Un des enjeux de la planification sera aussi de déterminer à quel point autoriser cette consommation libre sous forme monétaire. En effet, la majorité de la consommation est contrainte : la grande majorité des salaires sont socialisés, c’est-à-dire qu’ils sont directement versés dans les secteurs essentiels à la population, comme la production de nourriture, le système scolaire, etc. À partir du moment où l’on va autoriser une forme de consommation libre, se pose la question de savoir quels prix imposer. On peut décider de subventionner les biens (les vendre moins chers que leur prix de revient) ou de les taxer. Or, comme nous l’avons vu, changer les prix c’est changer la rentabilité.
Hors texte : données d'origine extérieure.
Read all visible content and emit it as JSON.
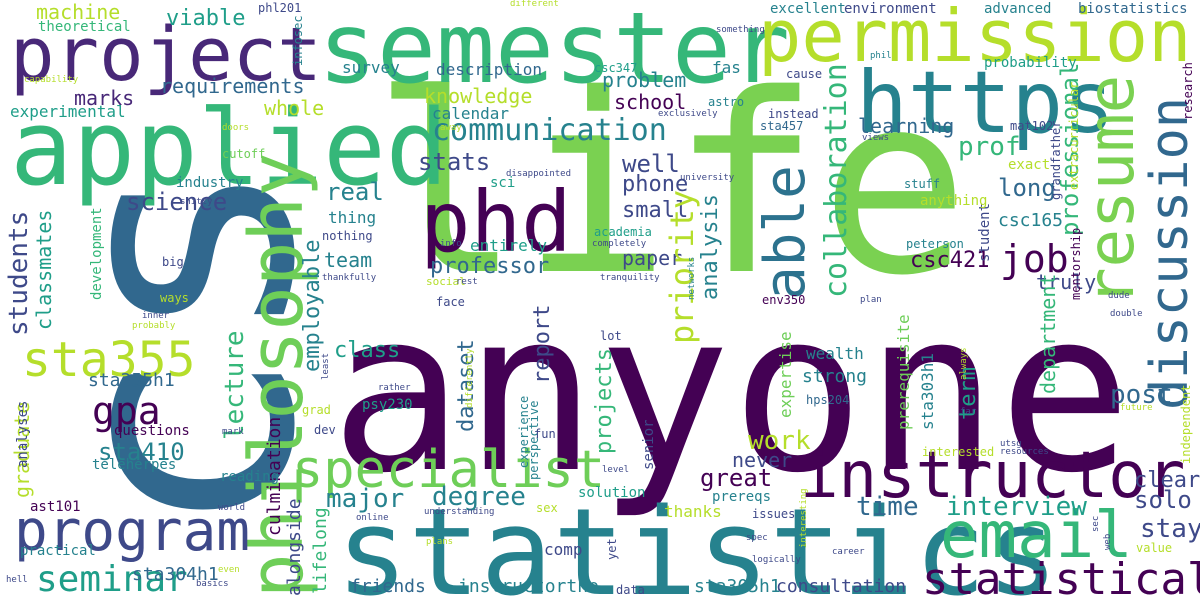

À nouveau, le gouvernement va devoir faire des aller-retours constants entre le prix et la rentabilité pour essayer d’arriver à un équilibre.
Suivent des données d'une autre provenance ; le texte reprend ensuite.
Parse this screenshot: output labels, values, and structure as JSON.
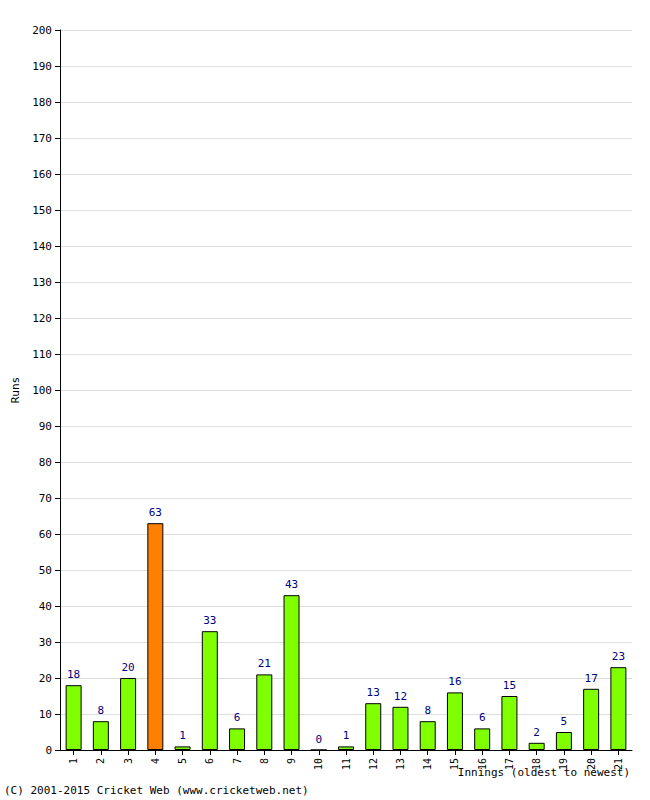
{
  "chart_data": {
    "type": "bar",
    "y_label": "Runs",
    "x_label": "Innings (oldest to newest)",
    "annotations": [
      "(C) 2001-2015 Cricket Web (www.cricketweb.net)"
    ],
    "categories": [
      "1",
      "2",
      "3",
      "4",
      "5",
      "6",
      "7",
      "8",
      "9",
      "10",
      "11",
      "12",
      "13",
      "14",
      "15",
      "16",
      "17",
      "18",
      "19",
      "20",
      "21"
    ],
    "values": [
      18,
      8,
      20,
      63,
      1,
      33,
      6,
      21,
      43,
      0,
      1,
      13,
      12,
      8,
      16,
      6,
      15,
      2,
      5,
      17,
      23
    ],
    "colors": [
      "#80ff00",
      "#80ff00",
      "#80ff00",
      "#ff8000",
      "#80ff00",
      "#80ff00",
      "#80ff00",
      "#80ff00",
      "#80ff00",
      "#80ff00",
      "#80ff00",
      "#80ff00",
      "#80ff00",
      "#80ff00",
      "#80ff00",
      "#80ff00",
      "#80ff00",
      "#80ff00",
      "#80ff00",
      "#80ff00",
      "#80ff00"
    ],
    "ylim": [
      0,
      200
    ],
    "yticks": [
      0,
      10,
      20,
      30,
      40,
      50,
      60,
      70,
      80,
      90,
      100,
      110,
      120,
      130,
      140,
      150,
      160,
      170,
      180,
      190,
      200
    ],
    "grid": true,
    "data_labels": true
  }
}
Enfin, l’URSS va être contraint d’utiliser la monnaie au niveau du commerce extérieur. En effet, sa production étant essentiellement axée sur l’industrie, le gouvernement va devoir entretenir un système d’import-export pour bénéficier de certaines matières premières étrangères, notamment. Pour ce faire, il sera nécessaire d’utiliser une monnaie d’échange. L’URSS maintient donc toujours bien des relations extérieures et « semi-capitalistes » avec l’international.
Le casse-tête théorique : planification téléologique contre planification génétique.
Dans les années 1920, deux visions théoriques de la planification de l’économie soviétique vont s’affronter.
La première, la planification téléologique de Strumiline, consiste à fixer d’abord des objectifs politiques généraux, puis les diviser en objectifs par secteur d’activité. À partir de là, le gouvernement peut décider des moyens à allouer pour chaque secteur. Enfin, seulement, on peut adapter les objectifs par rapport aux moyens existants.
La deuxième vision de la planification, la planification génétique de Barazov, consiste à mener d’abord, en partant de la comptabilité nationale, une série d’études statistiques sur la production pour établir une marge de manœuvre dans chaque secteur. Le ministère de la planification décide ensuite, en fonction de ces études statistiques et de ces objectifs politiques, de la teneur du plan.
La planification génétique de Barazov va donc proposer une vision plus réaliste, plus pragmatique, mais moins ambitieuse que la planification téléologique de Strumiline. Staline va rapidement trancher en faveur de cette dernière. Cependant, la plupart des responsables du ministère de la planification, en travaillant avec les vrais chiffres, vont développer une vision plus génétique de l’économie. C’est pour cette raison-là que bon nombre d’entre eux seront éliminés par Staline.
L’économie de la planification, dont vous avez eu un bref aperçu théorique, passionne toujours autant. En effet, c’est le seul type d’économie, autre que le capitalisme, qui a été mise en place à grande échelle pendant une durée relativement longue, mais cela au prix d’un grand nombre de morts et de l’instauration d’un régime totalitaire liberticide.